ベクター中に付加される機能の例
出典: フリー百科事典『ウィキペディア(Wikipedia)』 (2021/12/03 07:15 UTC 版)
「ベクター (遺伝子工学)」の記事における「ベクター中に付加される機能の例」の解説
人工的に構築されたベクターには、予め必須コンポーネントは含まれており、一部のベクターについてはその他の追加機能が含まれている。 複製起点:宿主細胞内でのベクターの複製と維持に必要となる。 プロモーター:プロモーターは、ベクターの導入遺伝子および抗生物質耐性遺伝子などのベクター内の他の遺伝子の転写を促進するために使用される。一部のクローニングベクターは、クローニングされたインサートのプロモーターを必要としないが、クローニングされた産物を発現させるため発現ベクターにおいては必須の構成要素となる。 クローニングサイト:ライゲーションを通じて外来DNAをベクターに挿入できる、マルチクローニングサイトの領域。 遺伝的マーカー:ベクターが宿主ゲノムDNAに統合されていることを確認するための遺伝的マーカー。 抗生物質耐性:抗生物質耐性遺伝子を備えたベクターは、抗生物質を含む成長培地で培養することで、ベクターを取り込んだ細胞を選択することができる。 エピトープ:一部のベクターには、発現したタンパク質に組み込むことができる特定のエピトープの配列が含まれている場合がある。

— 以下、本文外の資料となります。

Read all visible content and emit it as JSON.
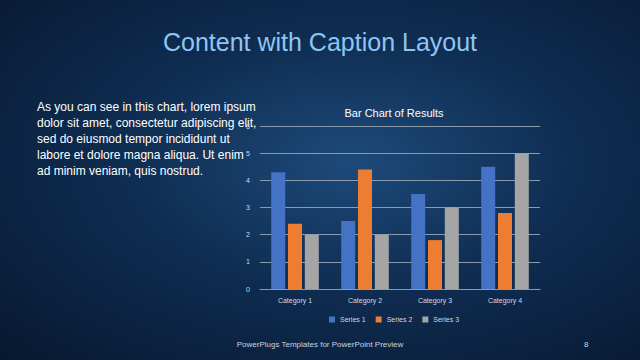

これにより、標的タンパク質を発現する細胞の抗体同定を可能にする。 レポーター遺伝子:一部のベクターには、挿入配列を含んでいるプラスミドを同定するためのレポーター遺伝子が含まれている場合がある。代表的な例は、ガラクトースを消化する酵素であるβ-ガラクトシダーゼのN末端フラグメントをコードするlacZ-αである。マルチクローニングサイトをlacZ-α内部に含むことで、ベクターへのライゲーションが成功すると遺伝子配列が破壊されβ-ガラクトシダーゼを不活性させることができる。細胞をガラクトース類似体(X-gal)を含む培地で培養することで、コロニーの色に青/白の変化がつくため、容易に挿入配列が入ったベクターのみを識別して選択することができる(ブルー・ホワイトセレクション)。すなわち、β-ガラクトシダーゼを発現している細胞(インサートは含まれない)は青いコロニーになる反面、挿入物を含む可能性があるものは白いコロニーとなる。 その他の一般的に使用されるレポーターには、 緑色蛍光タンパク質とルシフェラーゼが挙げられる。 ターゲティング配列:発現したタンパク質を、細胞内の特定の細胞小器官や細菌のペリプラズム空間などの特定の場所に誘導するように、タンパク質にターゲティング配列を付加する場合がある。 タンパク質精製タグ:一部の発現ベクターには、発現したタンパク質の精製を容易にするタンパク質またはペプチド配列が含まれている。 例としては、ポリヒスチジンタグ 、グルタチオン-S-トランスフェラーゼ、マルトース結合タンパク質などが挙げられる。これらのタグのいくつかは、標的タンパク質の溶解度を高めることもできる。標的タンパク質はタンパク質タグと融合するが、タンパク質とタグの間のポリペプチドリンカー領域に配置されたプロテアーゼ切断部位により、タグを後から除去することができる。